— Maldita festa — gritou ele — que irá me perseguir por toda parte! Ah, meu Deus! Até

nesta pequena ilha quase deserta!

Em seguida, ele observou o rio Sena a seus pés e uma terrível sensação invadiu-lhe o corpo:

— Com que boa vontade eu me afogaria se a água não estivesse tão fria!

Então, surgiu nele uma resolução desesperada. Já que não podia escapar do Papa dos Loucos, das bandeiras do pintor Jehan Fourbault e dos fogos de artifício, que mergulhasse bravamente no próprio coração da festa e fosse para a Praça da Greve!

"Pode ser", pensou, "que eu consiga uma centelha de fogueira para me aquecer e até

mesmo jante por lá."

Quando Pierre Gringoire chegou à Praça da Greve, congelava de frio. Ele havia evitado a multidão e as bandeirolas de Jehan Fourbault, mas as rodas de todos os moinhos pelos quais passou o haviam molhado, encharcando sua blusa.

Ele apressou-se em se aproximar da fogueira que queimava magnificamente no meio da praça, mas uma multidão considerável estava à sua volta. Examinando mais de perto, percebeu que o círculo era grande demais para que todos desejassem se aquecer no fogo e que este grupo de espectadores não fora atraído unicamente pela beleza dos galhos que queimavam.

Num vasto espaço deixado livre entre a multidão e a fogueira, uma moça dançava. Ela não era grande, mas parecia, de tanto que sua pequena figura se lançava aos movimentos. Era morena, mas percebia-se que durante o dia sua pele devia ter o reflexo dourado das mulheres espanholas ou italianas. Seus pés pequenos dançavam à vontade nos sapatos graciosos. Ela girava e se contorcia sobre um velho tapete persa e, cada vez que a face radiante passava diante de alguém, seus grandes olhos negros atiravam um raio.

Em torno dela, concentravam-se olhares fixos e bocas entreabertas. Enquanto ela dançava assim ao som do tambor, os braços se elevavam acima da cabeça pequena, frágil e viva como uma vespa, com seu corpete de ouro, seu vestido colorido, seus cabelos negros, seus olhos de chamas. Com efeito, ela era uma cigana!

"Na verdade", pensou Gringoire, "é uma deusa". Neste momento, uma das tranças dos cabelos da "divindade" desprendeu-se e um pedaço de cobre amarelo rolou por terra.

— Oh, não! — ele exclamou. — É uma cigana!

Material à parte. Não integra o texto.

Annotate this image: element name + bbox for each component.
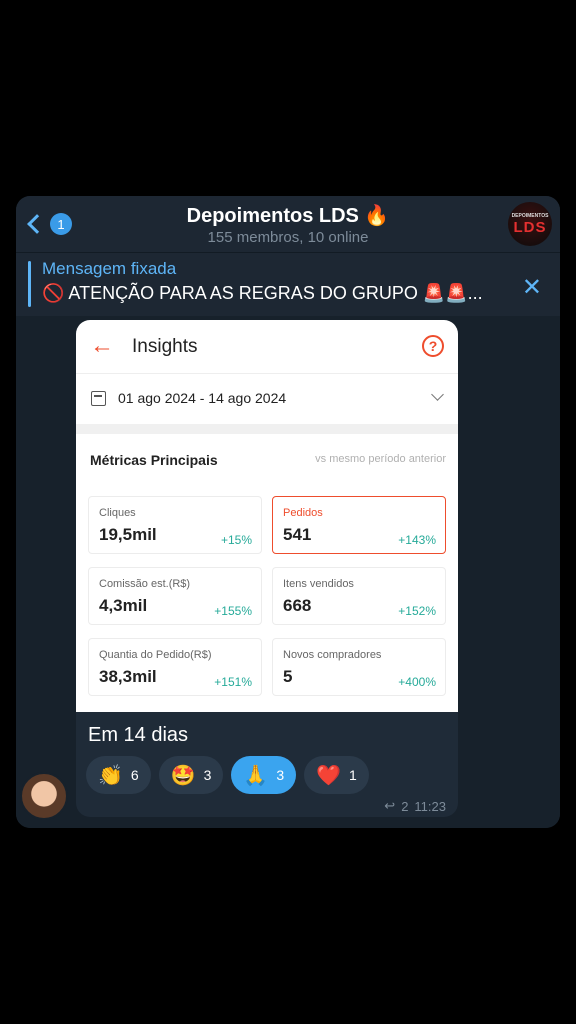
metric-value: 38,3mil <box>99 667 157 686</box>
message-meta: ↩ 2 11:23 <box>384 798 446 814</box>
reaction-count: 3 <box>276 767 285 783</box>
reply-icon[interactable]: ↩ <box>384 798 395 814</box>
reaction-count: 6 <box>130 767 139 783</box>
reaction-heart[interactable]: ❤️ 1 <box>304 756 369 794</box>
metric-delta: +400% <box>398 675 436 689</box>
reactions-row: 👏 6 🤩 3 🙏 3 ❤️ 1 <box>86 756 369 794</box>
metrics-title: Métricas Principais <box>90 452 218 468</box>
metric-delta: +143% <box>398 533 436 547</box>
heart-icon: ❤️ <box>316 764 342 787</box>
insights-header: ← Insights ? <box>76 320 458 374</box>
comparison-label: vs mesmo período anterior <box>315 453 446 465</box>
calendar-icon <box>91 391 106 406</box>
attached-screenshot[interactable]: ← Insights ? 01 ago 2024 - 14 ago 2024 M… <box>76 320 458 712</box>
metric-card: Pedidos 541 +143% <box>272 496 446 554</box>
metric-label: Cliques <box>99 507 136 519</box>
metric-label: Comissão est.(R$) <box>99 578 191 590</box>
telegram-chat-window: 1 Depoimentos LDS 🔥 155 membros, 10 onli… <box>16 196 560 828</box>
chat-subtitle: 155 membros, 10 online <box>207 229 369 246</box>
pinned-text: 🚫 ATENÇÃO PARA AS REGRAS DO GRUPO 🚨🚨... <box>42 283 483 303</box>
reaction-count: 1 <box>349 767 357 783</box>
chat-title[interactable]: Depoimentos LDS 🔥 <box>16 203 560 228</box>
arrow-left-icon: ← <box>90 332 114 359</box>
insights-title: Insights <box>132 336 198 357</box>
message-bubble[interactable]: ← Insights ? 01 ago 2024 - 14 ago 2024 M… <box>76 320 458 817</box>
metric-card: Cliques 19,5mil +15% <box>88 496 262 554</box>
sender-avatar[interactable] <box>20 772 68 820</box>
metric-delta: +155% <box>214 604 252 618</box>
message-caption: Em 14 dias <box>88 724 189 746</box>
pinned-indicator <box>28 261 31 307</box>
date-range-row: 01 ago 2024 - 14 ago 2024 <box>76 374 458 424</box>
reaction-count: 3 <box>203 767 212 783</box>
metric-label: Quantia do Pedido(R$) <box>99 649 212 661</box>
metric-label: Pedidos <box>283 507 323 519</box>
metric-label: Itens vendidos <box>283 578 354 590</box>
metric-delta: +151% <box>214 675 252 689</box>
pinned-message-bar[interactable]: Mensagem fixada 🚫 ATENÇÃO PARA AS REGRAS… <box>16 252 560 316</box>
reaction-pray[interactable]: 🙏 3 <box>231 756 297 794</box>
metric-card: Comissão est.(R$) 4,3mil +155% <box>88 567 262 625</box>
clap-icon: 👏 <box>98 764 123 787</box>
chat-header: 1 Depoimentos LDS 🔥 155 membros, 10 onli… <box>16 196 560 252</box>
pray-icon: 🙏 <box>243 764 269 787</box>
metric-card: Quantia do Pedido(R$) 38,3mil +151% <box>88 638 262 696</box>
reaction-clap[interactable]: 👏 6 <box>86 756 151 794</box>
date-range: 01 ago 2024 - 14 ago 2024 <box>118 390 287 406</box>
metric-label: Novos compradores <box>283 649 382 661</box>
metric-value: 4,3mil <box>99 596 148 615</box>
help-icon: ? <box>422 335 444 357</box>
metric-value: 19,5mil <box>99 525 157 544</box>
message-time: 11:23 <box>414 798 446 814</box>
star-struck-icon: 🤩 <box>170 764 196 787</box>
reaction-star-struck[interactable]: 🤩 3 <box>158 756 224 794</box>
metric-card: Itens vendidos 668 +152% <box>272 567 446 625</box>
divider <box>76 424 458 434</box>
metric-card: Novos compradores 5 +400% <box>272 638 446 696</box>
metric-delta: +152% <box>398 604 436 618</box>
avatar-big-text: LDS <box>513 218 547 236</box>
metric-value: 541 <box>283 525 312 544</box>
close-icon[interactable]: ✕ <box>522 273 542 302</box>
metric-value: 668 <box>283 596 312 615</box>
metric-delta: +15% <box>220 533 252 547</box>
reply-count[interactable]: 2 <box>401 799 408 814</box>
chevron-down-icon <box>431 388 444 401</box>
pinned-label: Mensagem fixada <box>42 259 177 278</box>
group-avatar[interactable]: DEPOIMENTOS LDS <box>508 202 552 246</box>
metric-value: 5 <box>283 667 293 686</box>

Toda ilusão havia desaparecido, pois ela de fato era uma cigana. Entre os rostos que o fogo tingia de escarlate, havia um que parecia absorvido pela contemplação da dançarina mais que todos os outros. Era severo, calmo e sinistro. Este homem, cujos trajes estavam escondidos pela multidão que o cercava, não parecia ter mais que trinta e cinco anos e, no entanto, era careca. As têmporas mal sustentavam alguns raros tufos de cabelo, já brancos. A testa larga e alta começava a se encher de rugas, mas nos olhos fundos brilhava uma juventude extraordinária. Ele os mantinha sem cessar presos à cigana e, enquanto a moça de dezesseis anos dançava e esvoaçava para o prazer de todos, seus devaneios tornavam-se cada vez mais sombrios.

A jovem, sem fôlego, enfim parou e o povo a aplaudiu.

— Djali — disse a cigana.

Gringoire viu, então, chegar uma pequena cabra branca, alegre e lustrosa, com chifres dourados, pés dourados e uma coleira dourada.

— Djali — disse a dançarina —, é sua vez. Sentando-se, ela apresentou graciosamente seu tambor à cabra.

— Djali — continuou —, em que mês nós estamos?

A cabra levantou a pata dianteira e bateu uma única vez no tambor. Realmente, era o primeiro mês do ano e a multidão aplaudiu.

— Djali — prosseguiu a cigana —, em que dia do mês estamos?

O animal levantou o pé dourado e bateu seis vezes no tambor.